I love the project, however this is also very expensive. The x-ray flash-tube, the high voltage capacitors and all the other equipment.
Looking forward to your next update.
Thank you very much for your encouragement, Radhoo!
I will be starting another thread on making ionisation chambers after Christmas. My idea is to describe in detail the construction of a good quality but inexpensive and easily built chamber which will have repeatable performance, so long as the design is copied accurately. The experimeter will know that if there is a given voltage across the tube, and so many μA are flowing, then the dose rate is so many Gy/hr.
Registered Member #30
Joined: Fri Feb 03 2006, 10:52AM
Location: Glasgow, Scotland
Posts: 6706
Proud Mary, I recently found this book in archive.org with some interesting articles on X-ray diffraction methods. Interestingly, you don't need a pure crystal, it can work with lots of little crystals, a powder, etc.
Registered Member #543
Joined: Tue Feb 20 2007, 04:26PM
Location: UK
Posts: 4992
Steve McConner wrote ...
Proud Mary, I recently found this book in archive.org with some interesting articles on X-ray diffraction methods. Interestingly, you don't need a pure crystal, it can work with lots of little crystals, a powder, etc.
"Chou-fleur" indeed. :D
That's very kind and thoughtful of you, Steve, but I have that title already - and you are right - it does indeed contain details of experiments, discoveries, and equipment much more accessible and repeatable by the enthusiast than the cryptic, jargonised scribblings in the peer-reviewed literature of today..

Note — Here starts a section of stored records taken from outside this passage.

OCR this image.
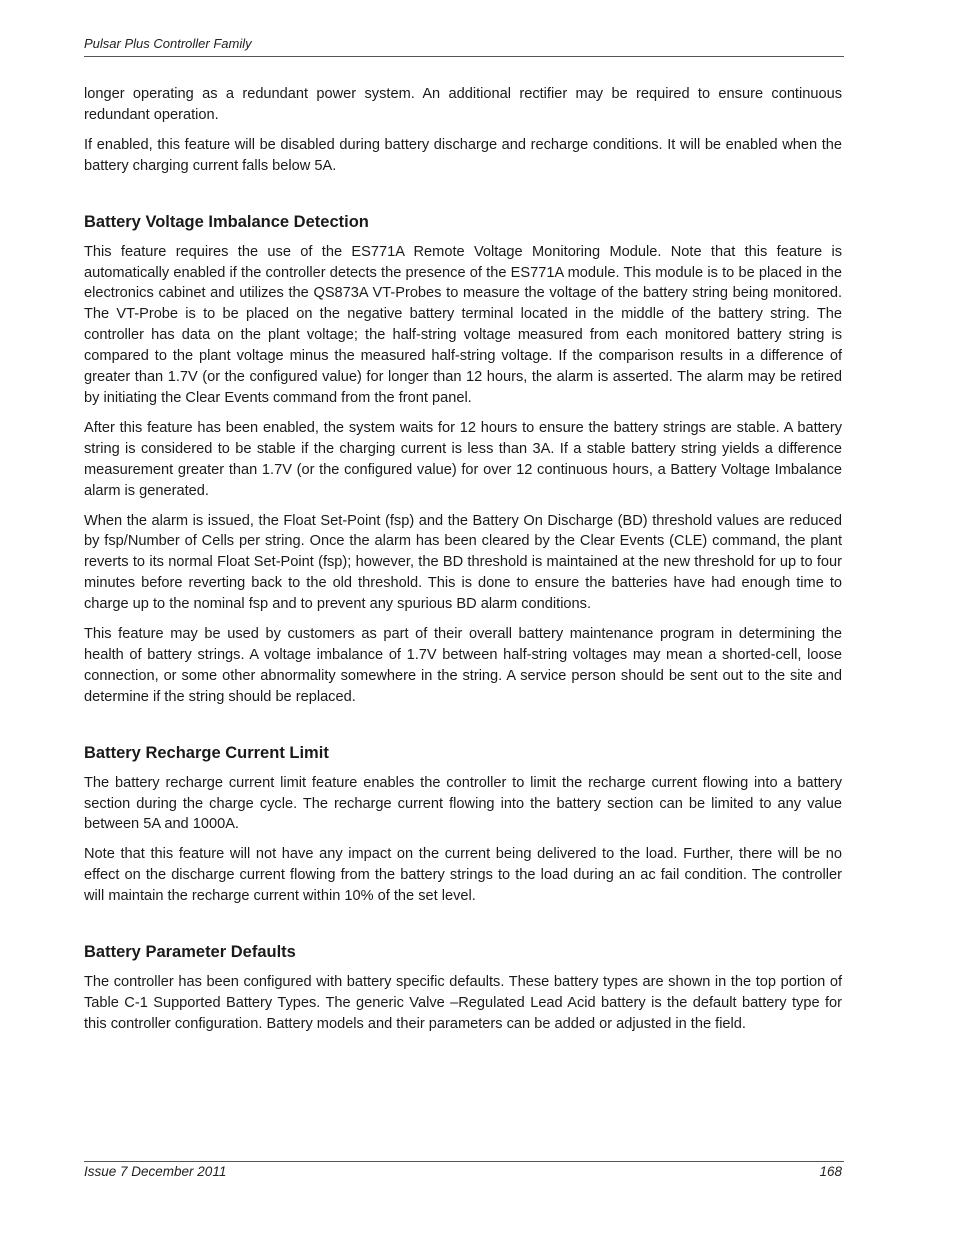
Pulsar Plus Controller Family

longer operating as a redundant power system. An additional rectifier may be required to ensure continuous redundant operation.

If enabled, this feature will be disabled during battery discharge and recharge conditions. It will be enabled when the battery charging current falls below 5A.

Battery Voltage Imbalance Detection

This feature requires the use of the ES771A Remote Voltage Monitoring Module. Note that this feature is automatically enabled if the controller detects the presence of the ES771A module. This module is to be placed in the electronics cabinet and utilizes the QS873A VT-Probes to measure the voltage of the battery string being monitored. The VT-Probe is to be placed on the negative battery terminal located in the middle of the battery string. The controller has data on the plant voltage; the half-string voltage measured from each monitored battery string is compared to the plant voltage minus the measured half-string voltage. If the comparison results in a difference of greater than 1.7V (or the configured value) for longer than 12 hours, the alarm is asserted. The alarm may be retired by initiating the Clear Events command from the front panel.

After this feature has been enabled, the system waits for 12 hours to ensure the battery strings are stable. A battery string is considered to be stable if the charging current is less than 3A. If a stable battery string yields a difference measurement greater than 1.7V (or the configured value) for over 12 continuous hours, a Battery Voltage Imbalance alarm is generated.

When the alarm is issued, the Float Set-Point (fsp) and the Battery On Discharge (BD) threshold values are reduced by fsp/Number of Cells per string. Once the alarm has been cleared by the Clear Events (CLE) command, the plant reverts to its normal Float Set-Point (fsp); however, the BD threshold is maintained at the new threshold for up to four minutes before reverting back to the old threshold. This is done to ensure the batteries have had enough time to charge up to the nominal fsp and to prevent any spurious BD alarm conditions.

This feature may be used by customers as part of their overall battery maintenance program in determining the health of battery strings. A voltage imbalance of 1.7V between half-string voltages may mean a shorted-cell, loose connection, or some other abnormality somewhere in the string. A service person should be sent out to the site and determine if the string should be replaced.

Battery Recharge Current Limit

The battery recharge current limit feature enables the controller to limit the recharge current flowing into a battery section during the charge cycle. The recharge current flowing into the battery section can be limited to any value between 5A and 1000A.

Note that this feature will not have any impact on the current being delivered to the load. Further, there will be no effect on the discharge current flowing from the battery strings to the load during an ac fail condition. The controller will maintain the recharge current within 10% of the set level.

Battery Parameter Defaults

The controller has been configured with battery specific defaults. These battery types are shown in the top portion of Table C-1 Supported Battery Types. The generic Valve –Regulated Lead Acid battery is the default battery type for this controller configuration. Battery models and their parameters can be added or adjusted in the field.

Issue 7 December 2011	168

I suppose that much of the experimental equipment of that era was designed by one or two people, while the shop-bought X-ray spectrometer of today would involve a team of specialists, each of whom would deal with just one part of the project, so no one has to be at once a nuclear physicist, mathematician, electronics engineer, radiolological safety officer, software writer, machine tool operator, and trade union shop steward all rolled into one.
Registered Member #1938
Joined: Sun Jan 25 2009, 12:44PM
Location: Romania
Posts: 701
Proud Mary wrote ...
I will be starting another thread on making ionisation chambers after Christmas. My idea is to describe in detail the construction of a good quality but inexpensive and easily built chamber which will have repeatable performance, so long as the design is copied accurately. The experimeter will know that if there is a given voltage across the tube, and so many μA are flowing, then the dose rate is so many Gy/hr.

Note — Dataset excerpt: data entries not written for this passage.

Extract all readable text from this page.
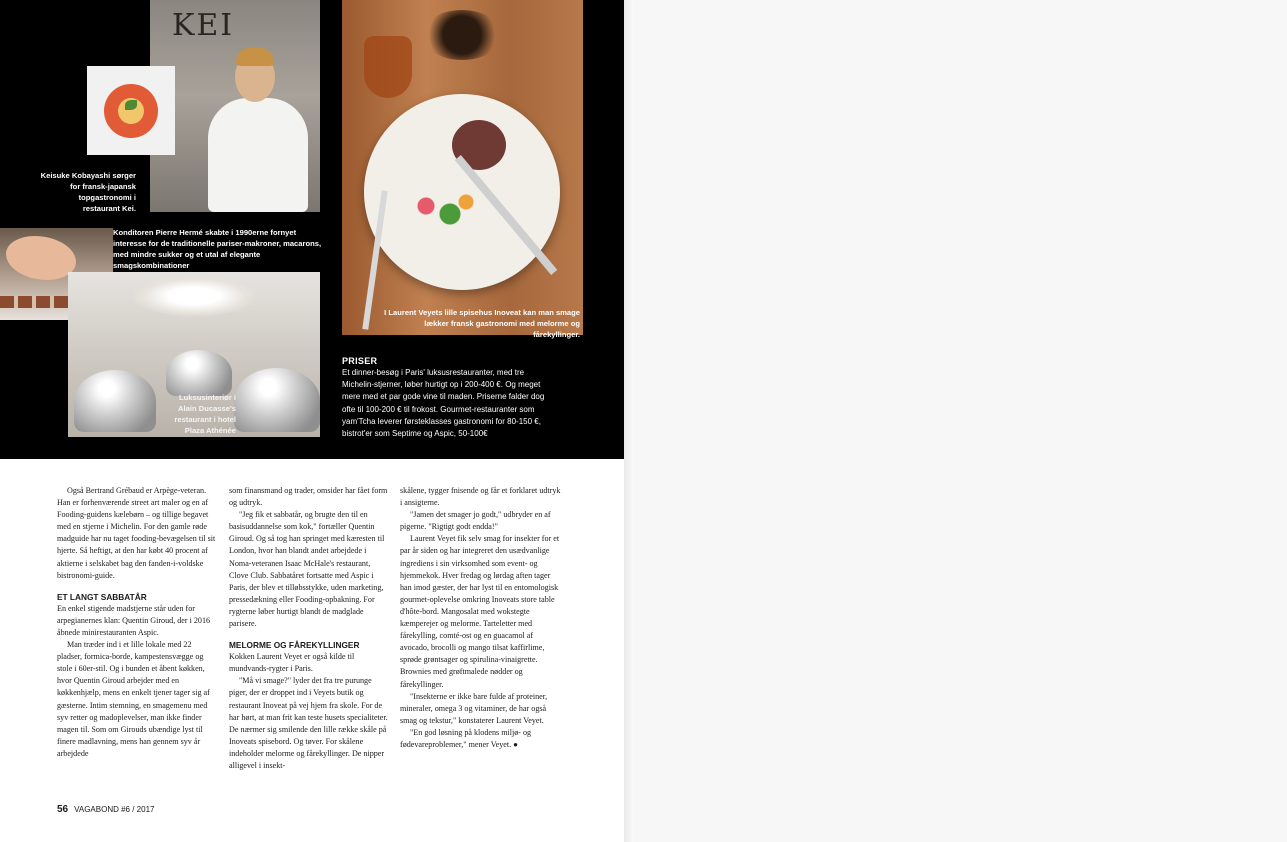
KEI
Keisuke Kobayashi sørger for fransk-japansk topgastronomi i restaurant Kei.
I Laurent Veyets lille spisehus Inoveat kan man smage lækker fransk gastronomi med melorme og fårekyllinger.
Konditoren Pierre Hermé skabte i 1990erne fornyet interesse for de traditionelle pariser-makroner, macarons, med mindre sukker og et utal af elegante smagskombinationer
Luksusinteriør i Alain Ducasse's restaurant i hotel Plaza Athénée
PRISER
Et dinner-besøg i Paris' luksusrestauranter, med tre Michelin-stjerner, løber hurtigt op i 200-400 €. Og meget mere med et par gode vine til maden. Priserne falder dog ofte til 100-200 € til frokost. Gourmet-restauranter som yam'Tcha leverer førsteklasses gastronomi for 80-150 €, bistrot'er som Septime og Aspic, 50-100€

Også Bertrand Grébaud er Arpège-veteran. Han er forhenværende street art maler og en af Fooding-guidens kælebørn – og tillige begavet med en stjerne i Michelin. For den gamle røde madguide har nu taget fooding-bevægelsen til sit hjerte. Så heftigt, at den har købt 40 procent af aktierne i selskabet bag den fanden-i-voldske bistronomi-guide.

ET LANGT SABBATÅR

En enkel stigende madstjerne står uden for arpegianernes klan: Quentin Giroud, der i 2016 åbnede minirestauranten Aspic.

Man træder ind i et lille lokale med 22 pladser, formica-borde, kampestensvægge og stole i 60er-stil. Og i bunden et åbent køkken, hvor Quentin Giroud arbejder med en køkkenhjælp, mens en enkelt tjener tager sig af gæsterne. Intim stemning, en smagemenu med syv retter og madoplevelser, man ikke finder magen til. Som om Girouds ubændige lyst til finere madlavning, mens han gennem syv år arbejdede

som finansmand og trader, omsider har fået form og udtryk.

"Jeg fik et sabbatår, og brugte den til en basisuddannelse som kok," fortæller Quentin Giroud. Og så tog han springet med kæresten til London, hvor han blandt andet arbejdede i Noma-veteranen Isaac McHale's restaurant, Clove Club. Sabbatåret fortsatte med Aspic i Paris, der blev et tilløbsstykke, uden marketing, pressedækning eller Fooding-opbakning. For rygterne løber hurtigt blandt de madglade parisere.

MELORME OG FÅREKYLLINGER

Kokken Laurent Veyet er også kilde til mundvands-rygter i Paris.

"Må vi smage?" lyder det fra tre purunge piger, der er droppet ind i Veyets butik og restaurant Inoveat på vej hjem fra skole. For de har hørt, at man frit kan teste husets specialiteter. De nærmer sig smilende den lille række skåle på Inoveats spisebord. Og tøver. For skålene indeholder melorme og fårekyllinger. De nipper alligevel i insekt-

skålene, tygger fnisende og får et forklaret udtryk i ansigterne.

"Jamen det smager jo godt," udbryder en af pigerne. "Rigtigt godt endda!"

Laurent Veyet fik selv smag for insekter for et par år siden og har integreret den usædvanlige ingrediens i sin virksomhed som event- og hjemmekok. Hver fredag og lørdag aften tager han imod gæster, der har lyst til en entomologisk gourmet-oplevelse omkring Inoveats store table d'hôte-bord. Mangosalat med wokstegte kæmperejer og melorme. Tarteletter med fårekylling, comté-ost og en guacamol af avocado, brocolli og mango tilsat kaffirlime, sprøde grøntsager og spirulina-vinaigrette. Brownies med grøftmalede nødder og fårekyllinger.

"Insekterne er ikke bare fulde af proteiner, mineraler, omega 3 og vitaminer, de har også smag og tekstur," konstaterer Laurent Veyet.

"En god løsning på klodens miljø- og fødevareproblemer," mener Veyet. ●

56 VAGABOND #6 / 2017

That would be inspiring. I'm curious to see what solution will you find for the high-ohmic resistor required to turn the few uA (or perhaps pA) into a few volts to amplify that further. Reading online I've seen a solution using a neon lamp, carefully painted (not to touch the terminals) or covered in some black plastic, but that didn't work for me. So if possible a DIY solution to replace this expensive component would be interesting.
Registered Member #543
Joined: Tue Feb 20 2007, 04:26PM
Location: UK
Posts: 4992
radhoo wrote ...
Proud Mary wrote ...
I will be starting another thread on making ionisation chambers after Christmas. My idea is to describe in detail the construction of a good quality but inexpensive and easily built chamber which will have repeatable performance, so long as the design is copied accurately. The experimeter will know that if there is a given voltage across the tube, and so many μA are flowing, then the dose rate is so many Gy/hr.

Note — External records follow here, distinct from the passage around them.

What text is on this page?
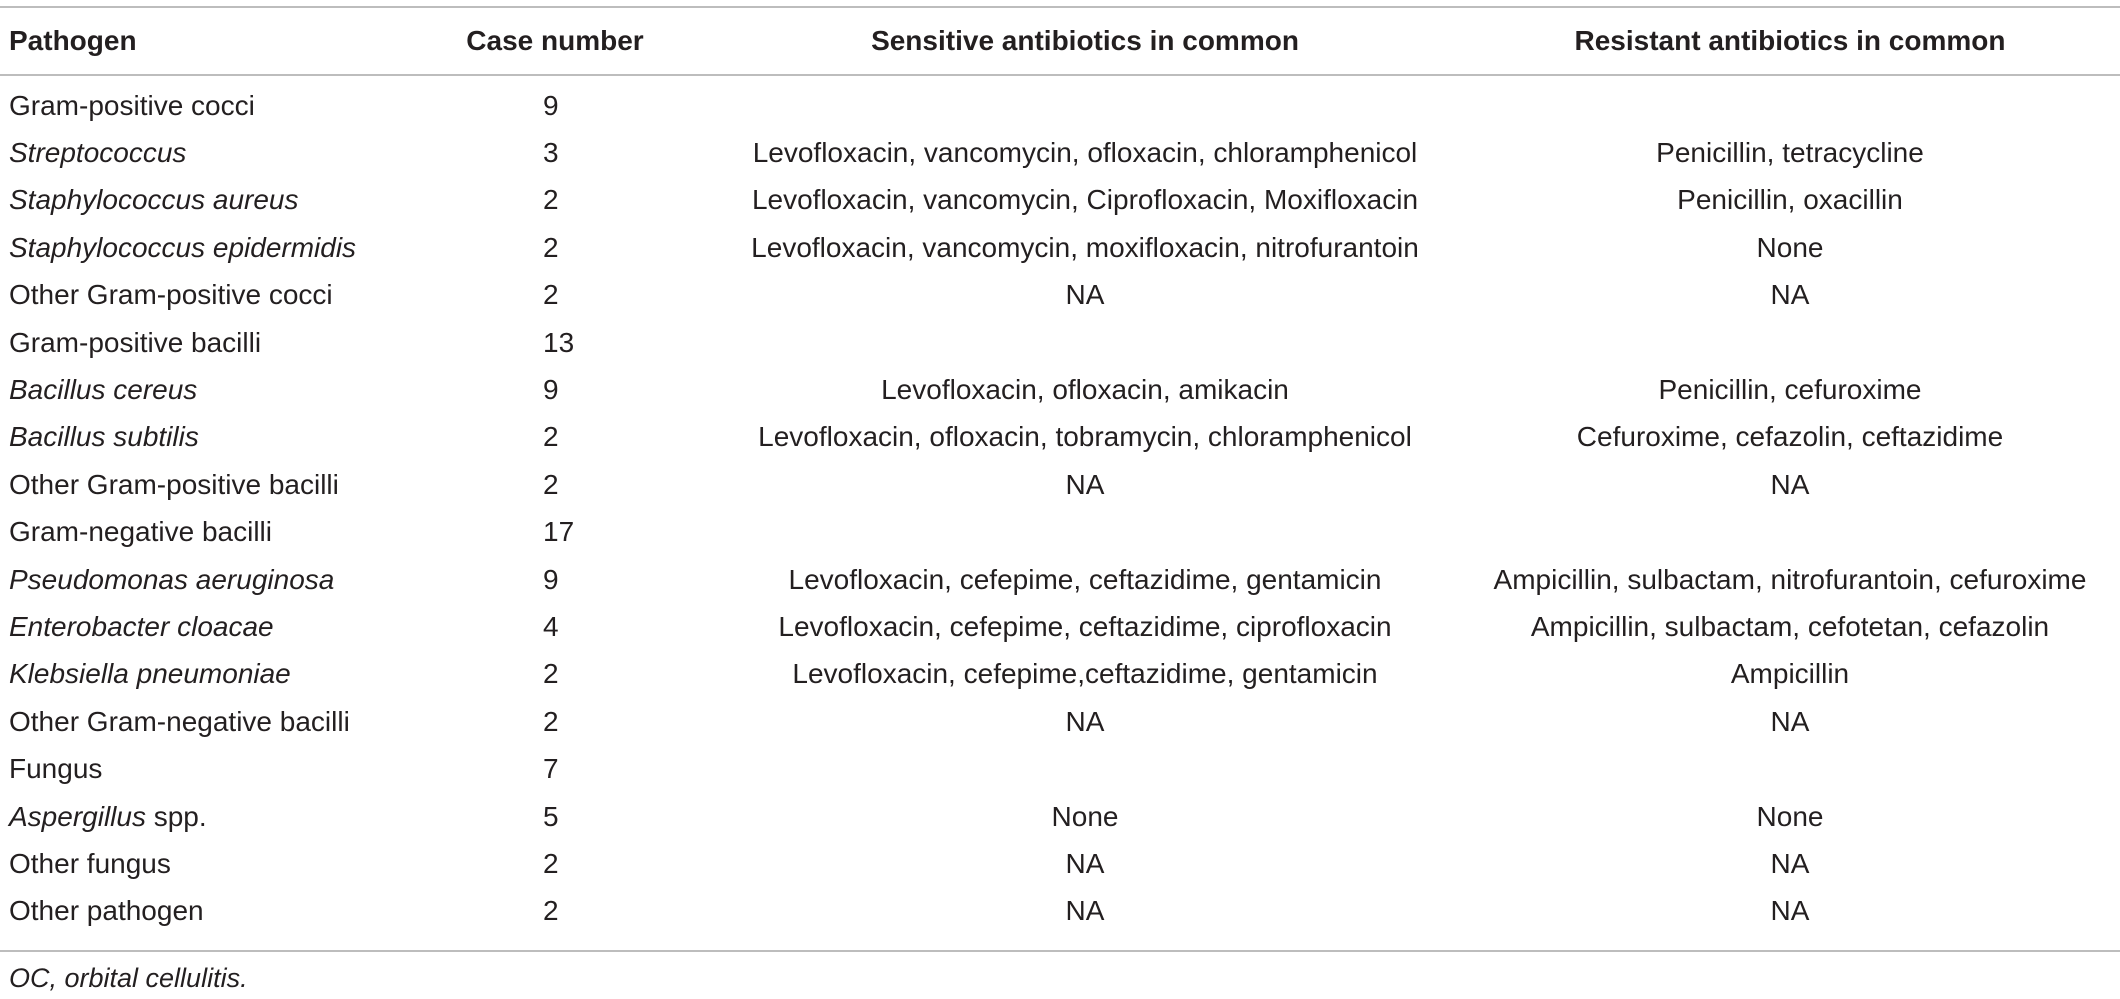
Pathogen	Case number	Sensitive antibiotics in common	Resistant antibiotics in common
Gram-positive cocci	9		
Streptococcus	3	Levofloxacin, vancomycin, ofloxacin, chloramphenicol	Penicillin, tetracycline
Staphylococcus aureus	2	Levofloxacin, vancomycin, Ciprofloxacin, Moxifloxacin	Penicillin, oxacillin
Staphylococcus epidermidis	2	Levofloxacin, vancomycin, moxifloxacin, nitrofurantoin	None
Other Gram-positive cocci	2	NA	NA
Gram-positive bacilli	13		
Bacillus cereus	9	Levofloxacin, ofloxacin, amikacin	Penicillin, cefuroxime
Bacillus subtilis	2	Levofloxacin, ofloxacin, tobramycin, chloramphenicol	Cefuroxime, cefazolin, ceftazidime
Other Gram-positive bacilli	2	NA	NA
Gram-negative bacilli	17		
Pseudomonas aeruginosa	9	Levofloxacin, cefepime, ceftazidime, gentamicin	Ampicillin, sulbactam, nitrofurantoin, cefuroxime
Enterobacter cloacae	4	Levofloxacin, cefepime, ceftazidime, ciprofloxacin	Ampicillin, sulbactam, cefotetan, cefazolin
Klebsiella pneumoniae	2	Levofloxacin, cefepime,ceftazidime, gentamicin	Ampicillin
Other Gram-negative bacilli	2	NA	NA
Fungus	7		
Aspergillus spp.	5	None	None
Other fungus	2	NA	NA
Other pathogen	2	NA	NA
OC, orbital cellulitis.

That would be inspiring. I'm curious to see what solution will you find for the high-ohmic resistor required to turn the few uA (or perhaps pA) into a few volts to amplify that further. Reading online I've seen a solution using a neon lamp, carefully painted (not to touch the terminals) or covered in some black plastic, but that didn't work for me. So if possible a DIY solution to replace this expensive component would be interesting.
BR, R.
You can buy 10G resistors for £1.30 (6.66 RON) and 50G resistors for £1.22 (6.25 RON) from Farnell, here:
But in fact no such very high value is needed in my design, which is for measuring X-rays in Gy/hr - not tiny background dose rates for which ionisation chambers are unsuitable for serious measurement.